コグネックスは2022年4月4日、AI(人工知能)機能搭載の画像センサー「In-Sight 2800」の販売を開始したと発表した。コンパクトボディーでディープラーニングに対応し、簡単な外観検査を画像センサーのみで行うことができる。
工場内でさまざまな形でデータを取得し、それを活用するスマート工場化への取り組みが加速する中で、画像を活用する動きが広がりを見せている。工場内で使用する画像処理機器には大きく分けて3つのカテゴリーがある。1つ目は高度なPCの画像処理性能を生かしたPCベースドビジョンシステム、2つ目が専用機器だが高度な画像処理性能を備えた画像処理システム、3つ目がセンサーの代替を果たす簡単な機能を搭載した画像センサーである。
コグネックスでは従来、画像処理システムとしてディープラーニング機能を搭載した工業用スマートカメラ「In-Sight D900」を2020年に製品化しているが、今回はディープラーニング機能対応を画像センサーレベルにまで広げた。コグネックス ジャパンセールス・ディレクターの立脇竜氏は「後付けで設定を行うだけですぐに使える画像センサーは、ポカヨケレベルの品質判別や検査など工場内の幅広い領域で使われている。こうした画像センサーでもディープラーニングの価値を得られるようにした」と語っている。
新製品である「In-Sight 2800」は、本体サイズが49.2×42.4×24.3mmというコンパクトサイズを実現しながら、ディープラーニングの推論だけでなく学習にも対応できる処理性能、ソフトウェアなどを搭載している。カメラ、レンズ、照明、プロセッサ、I/Oを一体型として提供し、電源ケーブルとLANケーブルを接続し、設定を行うだけですぐに使える。

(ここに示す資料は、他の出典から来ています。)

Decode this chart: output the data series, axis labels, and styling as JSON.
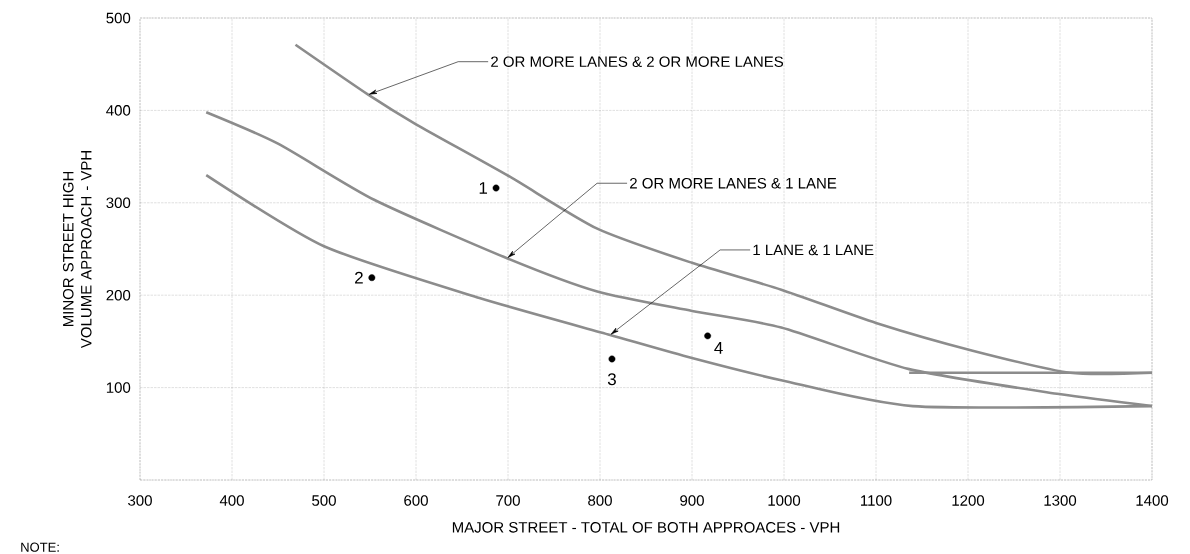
{
  "chart_data": {
    "type": "line",
    "xlabel": "MAJOR STREET  -  TOTAL OF BOTH APPROACES  -  VPH",
    "ylabel": "MINOR STREET HIGH VOLUME APPROACH  -  VPH",
    "xlim": [
      300,
      1400
    ],
    "ylim": [
      0,
      500
    ],
    "xticks": [
      300,
      400,
      500,
      600,
      700,
      800,
      900,
      1000,
      1100,
      1200,
      1300,
      1400
    ],
    "yticks": [
      {
        "value": 0,
        "label": null
      },
      100,
      200,
      300,
      400,
      500
    ],
    "grid": true,
    "line_style": "solid",
    "series": [
      {
        "color": "#8c8c8c",
        "x": [
          469,
          548,
          600,
          699,
          797,
          900,
          997,
          1100,
          1205,
          1311,
          1400
        ],
        "values": [
          471,
          417,
          385,
          330,
          272,
          235,
          206,
          170,
          140,
          116,
          116
        ]
      },
      {
        "color": "#8c8c8c",
        "x": [
          372,
          450,
          555,
          699,
          797,
          900,
          997,
          1136,
          1299,
          1400
        ],
        "values": [
          398,
          364,
          303,
          240,
          204,
          183,
          165,
          120,
          93,
          80
        ]
      },
      {
        "color": "#8c8c8c",
        "x": [
          1136,
          1400
        ],
        "values": [
          116,
          116
        ]
      },
      {
        "color": "#8c8c8c",
        "x": [
          372,
          500,
          669,
          811,
          900,
          997,
          1140,
          1400
        ],
        "values": [
          330,
          253,
          197,
          157,
          132,
          108,
          80,
          80
        ]
      },
      {
        "type": "scatter",
        "color": "#000000",
        "marker": "circle",
        "x": [
          687,
          552,
          813,
          917
        ],
        "values": [
          316,
          219,
          131,
          156
        ]
      }
    ],
    "annotations": [
      {
        "text": "2 OR MORE LANES & 2 OR MORE LANES",
        "x": 548,
        "y": 417
      },
      {
        "text": "2 OR MORE LANES & 1 LANE",
        "x": 699,
        "y": 240
      },
      {
        "text": "1 LANE & 1 LANE",
        "x": 811,
        "y": 157
      },
      {
        "text": "1",
        "x": 687,
        "y": 316
      },
      {
        "text": "2",
        "x": 552,
        "y": 219
      },
      {
        "text": "3",
        "x": 813,
        "y": 131
      },
      {
        "text": "4",
        "x": 917,
        "y": 156
      },
      "NOTE:"
    ]
  }
}
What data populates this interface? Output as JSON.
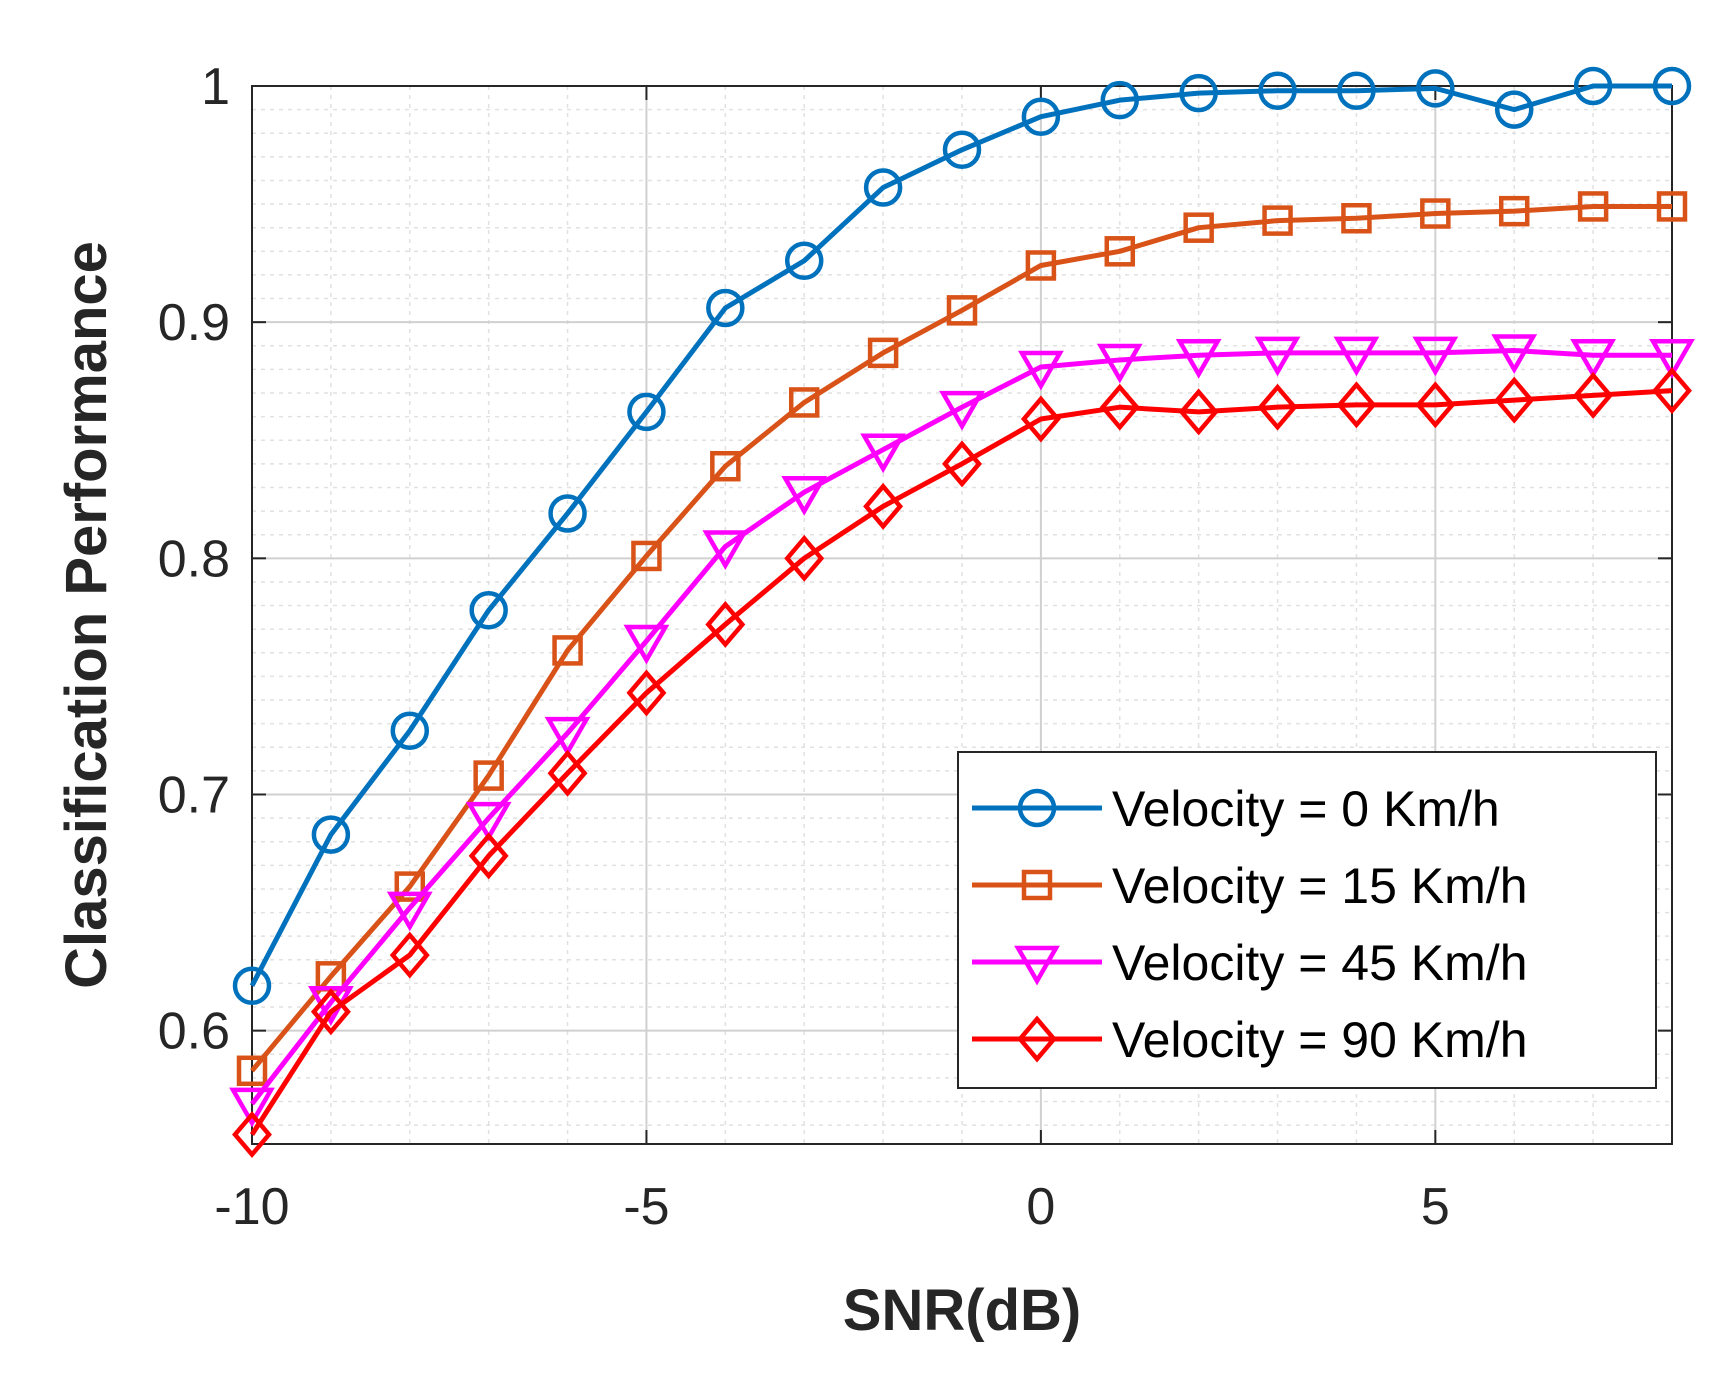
{
  "chart_data": {
    "type": "line",
    "title": "",
    "xlabel": "SNR(dB)",
    "ylabel": "Classification Performance",
    "xlim": [
      -10,
      8
    ],
    "ylim": [
      0.552,
      1.0
    ],
    "xticks": [
      -10,
      -5,
      0,
      5
    ],
    "yticks": [
      0.6,
      0.7,
      0.8,
      0.9,
      1.0
    ],
    "xtick_labels": [
      "-10",
      "-5",
      "0",
      "5"
    ],
    "ytick_labels": [
      "0.6",
      "0.7",
      "0.8",
      "0.9",
      "1"
    ],
    "grid": true,
    "minor_grid": true,
    "legend_position": "bottom-right",
    "x": [
      -10,
      -9,
      -8,
      -7,
      -6,
      -5,
      -4,
      -3,
      -2,
      -1,
      0,
      1,
      2,
      3,
      4,
      5,
      6,
      7,
      8
    ],
    "series": [
      {
        "name": "Velocity = 0 Km/h",
        "color": "#0072BD",
        "marker": "circle",
        "values": [
          0.619,
          0.683,
          0.727,
          0.778,
          0.819,
          0.862,
          0.906,
          0.926,
          0.957,
          0.973,
          0.987,
          0.994,
          0.997,
          0.998,
          0.998,
          0.999,
          0.99,
          1.0,
          1.0
        ]
      },
      {
        "name": "Velocity = 15 Km/h",
        "color": "#D95319",
        "marker": "square",
        "values": [
          0.583,
          0.623,
          0.661,
          0.708,
          0.761,
          0.801,
          0.839,
          0.866,
          0.887,
          0.905,
          0.924,
          0.93,
          0.94,
          0.943,
          0.944,
          0.946,
          0.947,
          0.949,
          0.949
        ]
      },
      {
        "name": "Velocity = 45 Km/h",
        "color": "#FF00FF",
        "marker": "triangle-down",
        "values": [
          0.569,
          0.612,
          0.652,
          0.69,
          0.726,
          0.765,
          0.805,
          0.828,
          0.846,
          0.864,
          0.881,
          0.884,
          0.886,
          0.887,
          0.887,
          0.887,
          0.888,
          0.886,
          0.886
        ]
      },
      {
        "name": "Velocity = 90 Km/h",
        "color": "#FF0000",
        "marker": "diamond",
        "values": [
          0.556,
          0.608,
          0.632,
          0.674,
          0.709,
          0.743,
          0.772,
          0.8,
          0.822,
          0.84,
          0.859,
          0.864,
          0.862,
          0.864,
          0.865,
          0.865,
          0.867,
          0.869,
          0.871
        ]
      }
    ]
  }
}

学習もコグネックスにおいて事前にある程度行っており、画像処理ソフト「In-Sight Vision Suite」の分類ツールである「EL Classify」で、良品と不良品のデータを10枚程度読み込ませるだけで判別可能となるという。また、赤、緑、青、白の4種類の照明を備えていることから、色によって読み取りにくいものを最適に調整することなども可能だ。
IoT(モノのインターネット)対応機能も搭載しており、撮影データをFTP対応のクラウドサーバへ自動送信することなども可能としている。コグネックスではこれらの機能を生かし、自動車用部品の簡易検査や判別、エレクトロニクス業界における嵌合や実装の検査などでの活用を想定している。価格については「通常の画像センサーよりは高くなるが、画像センサーの価格帯内に収まる価格とする」(コグネックス)としている。